Sunday, January 24, 2010

The White Elephant Family

For about as long as I can remember I've had this disease. It started only with pulling my eyelashes and I didnt start pulling my eyebrows until college when a friend mentioned that I should "have my eyebrows done". As anyone with trich would probably tell you, that is not a simple statement as, like everything else, I overdid it and pulled most of my eyebrows out from that point forward (btw, I have not pulled any eyelashes since my last post although I have pulled 2 eyebrow hairs- guess this is still slight progress). Anyway, I digress.

My family is obviously aware that I have this problem and over the years I learned that my mother had it (she says she pulled out all of her eyelashes at one point and then just stopped, God I wish it was that simple for me), my great uncle had it, as did/does my cousin (my cousin used to pull out the hair on top of her head as well as her eyebrows and eyelashes- it went on for her entire childhood but she kicked it a long time ago). You would think with all those people to talk and relate to it would be easy to gain support. Not so.

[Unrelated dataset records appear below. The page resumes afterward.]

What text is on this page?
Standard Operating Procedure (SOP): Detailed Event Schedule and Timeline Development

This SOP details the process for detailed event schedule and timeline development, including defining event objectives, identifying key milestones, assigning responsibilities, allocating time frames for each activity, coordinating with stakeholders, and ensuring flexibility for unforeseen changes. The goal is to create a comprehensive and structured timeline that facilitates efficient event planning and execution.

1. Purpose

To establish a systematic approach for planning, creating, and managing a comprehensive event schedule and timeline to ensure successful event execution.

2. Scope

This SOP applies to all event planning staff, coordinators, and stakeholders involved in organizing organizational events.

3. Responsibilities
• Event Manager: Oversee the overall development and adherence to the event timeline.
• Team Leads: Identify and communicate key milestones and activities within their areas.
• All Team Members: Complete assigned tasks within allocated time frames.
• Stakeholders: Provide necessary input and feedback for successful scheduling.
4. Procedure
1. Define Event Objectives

I recall when I was younger, maybe 10 or so, and my father was going on a business trip. At that point I had only some of my eyelashes and I distinctly recall my father literally drawing a picture of my eyes and the eyelashes I had remaining so that he could compare what I had left when he came back. I think they were hoping that this, and possibly a subsequent punishment, would help me stop but I only recall the humililation of this being done and dont remember what happened when he got back. At some point in my life, my family stopped talking about it at all and it just became the white elephant in the room. Even my younger sister, who I would torture like many younger sisters get tortured, never, not once, used the disease as a comeback or insult to hurt me (i give her a ton of credit for this).

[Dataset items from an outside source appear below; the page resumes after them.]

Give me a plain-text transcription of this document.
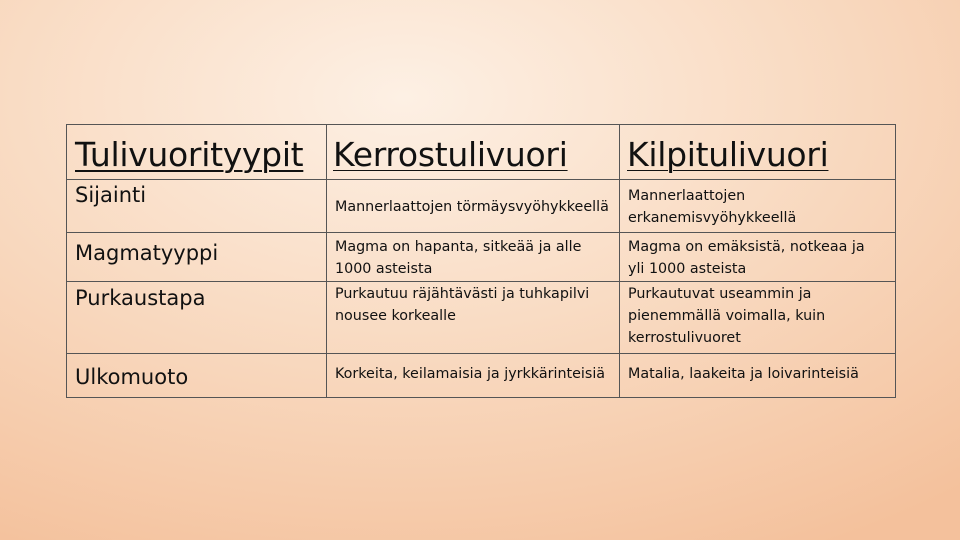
Tulivuorityypit	Kerrostulivuori	Kilpitulivuori

Sijainti	Mannerlaattojen törmäysvyöhykkeellä	Mannerlaattojen erkanemisvyöhykkeellä

Magmatyyppi	Magma on hapanta, sitkeää ja alle 1000 asteista	Magma on emäksistä, notkeaa ja yli 1000 asteista

Purkaustapa	Purkautuu räjähtävästi ja tuhkapilvi nousee korkealle	Purkautuvat useammin ja pienemmällä voimalla, kuin kerrostulivuoret

Ulkomuoto	Korkeita, keilamaisia ja jyrkkärinteisiä	Matalia, laakeita ja loivarinteisiä
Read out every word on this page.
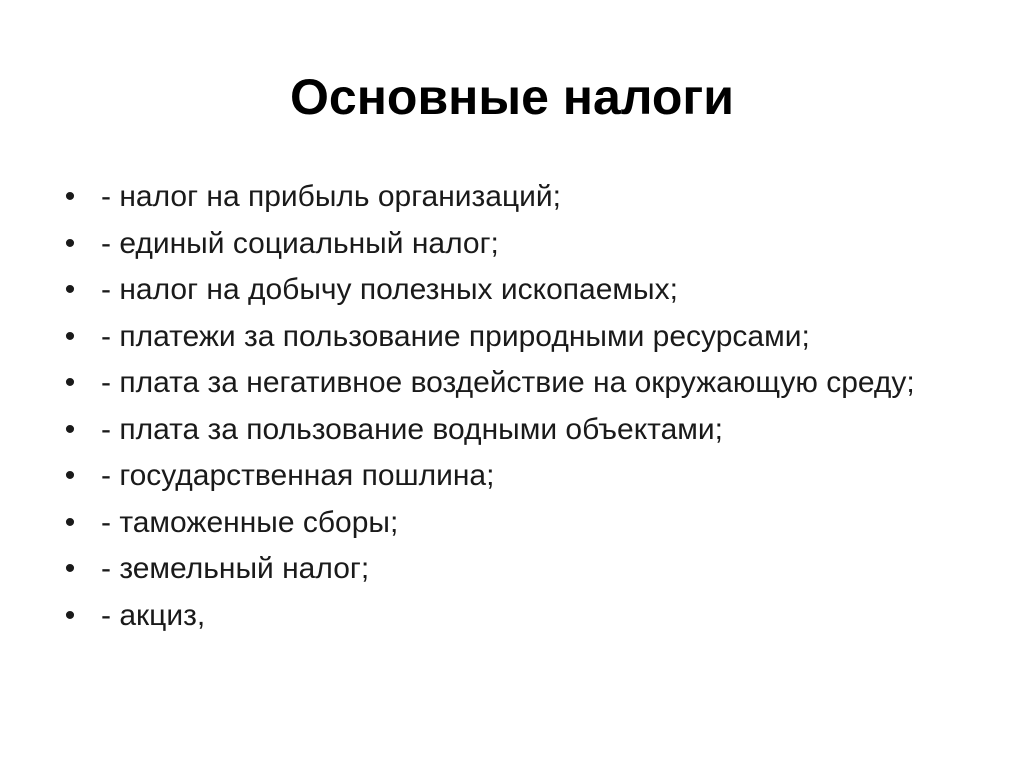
Основные налоги
• - налог на прибыль организаций;
• - единый социальный налог;
• - налог на добычу полезных ископаемых;
• - платежи за пользование природными ресурсами;
• - плата за негативное воздействие на окружающую среду;
• - плата за пользование водными объектами;
• - государственная пошлина;
• - таможенные сборы;
• - земельный налог;
• - акциз,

I dont know why it isnt talked about. I've tried to talk to my cousin and find out what helped her stop but she really did not want to talk about it and only said she now "twirls" her head hair but doesnt actually pull anything (i do notice that she now picks at her fingers quite a bit). My uncle has since passed away and I never had the opportunity to speak with him and my mother cant understand why I havent just stopped like she did (and now I cant recall the last time we've spoken about it). It's very bizarre. Clearly everyone in my family knows but we just dont talk about it and since it's been so long since we have discussed it, I dont even know how to bring it up (or if I really want to).

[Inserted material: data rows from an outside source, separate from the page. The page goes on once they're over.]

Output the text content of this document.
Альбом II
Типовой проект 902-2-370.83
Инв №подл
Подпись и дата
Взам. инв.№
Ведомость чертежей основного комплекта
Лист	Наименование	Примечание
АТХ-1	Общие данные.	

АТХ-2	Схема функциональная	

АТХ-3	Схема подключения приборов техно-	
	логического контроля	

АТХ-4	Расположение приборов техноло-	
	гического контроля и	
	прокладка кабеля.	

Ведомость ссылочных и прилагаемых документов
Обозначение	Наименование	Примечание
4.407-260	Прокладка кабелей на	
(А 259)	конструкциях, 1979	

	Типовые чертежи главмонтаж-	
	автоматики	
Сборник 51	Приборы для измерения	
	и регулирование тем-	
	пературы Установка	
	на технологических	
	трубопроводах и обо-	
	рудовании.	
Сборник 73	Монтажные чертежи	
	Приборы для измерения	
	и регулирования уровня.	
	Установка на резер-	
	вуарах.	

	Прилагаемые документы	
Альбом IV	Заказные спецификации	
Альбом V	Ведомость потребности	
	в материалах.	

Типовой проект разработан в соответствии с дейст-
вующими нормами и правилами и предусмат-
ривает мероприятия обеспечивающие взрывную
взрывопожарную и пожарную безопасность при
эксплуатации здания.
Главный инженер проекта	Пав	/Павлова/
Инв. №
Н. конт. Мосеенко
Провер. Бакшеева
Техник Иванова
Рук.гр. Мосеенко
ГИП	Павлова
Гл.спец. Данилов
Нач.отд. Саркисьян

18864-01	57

At 29 years old it should now be up to me to bring it up, to seek their support and help them to understand what I'm going through so they can help me. My sister is probably the only one who knows how difficult it is for me and will talk to me about it when I want to, I dont fault her at all since I know that she isnt bringing it up because she knows it makes me feel uncomfortable to talk about. But its probably time to break down all the walls because again, I've tried everything else and dont think I can get through this without the support of friends and family. It's just that talking about it can be so incredibly difficult (i've told a few friends over the years but I'll talk about how that went another time). I guess this is now my step 1 and this is the week I will talk to them again. Ugh. I guess I just have to keep telling myself that this may be what helps me beat this disease, and I so badly want to beat it.

Reason #1 to stop (i'm going to start doing this at the end of every post, feel free to post your own reasons, maybe we can compile a large reminder list when it gets tough): the feeling that you have to run to the bathroom when hooking up with a guy to make sure the eyeliner is still in place so he doesnt easily see what is missing.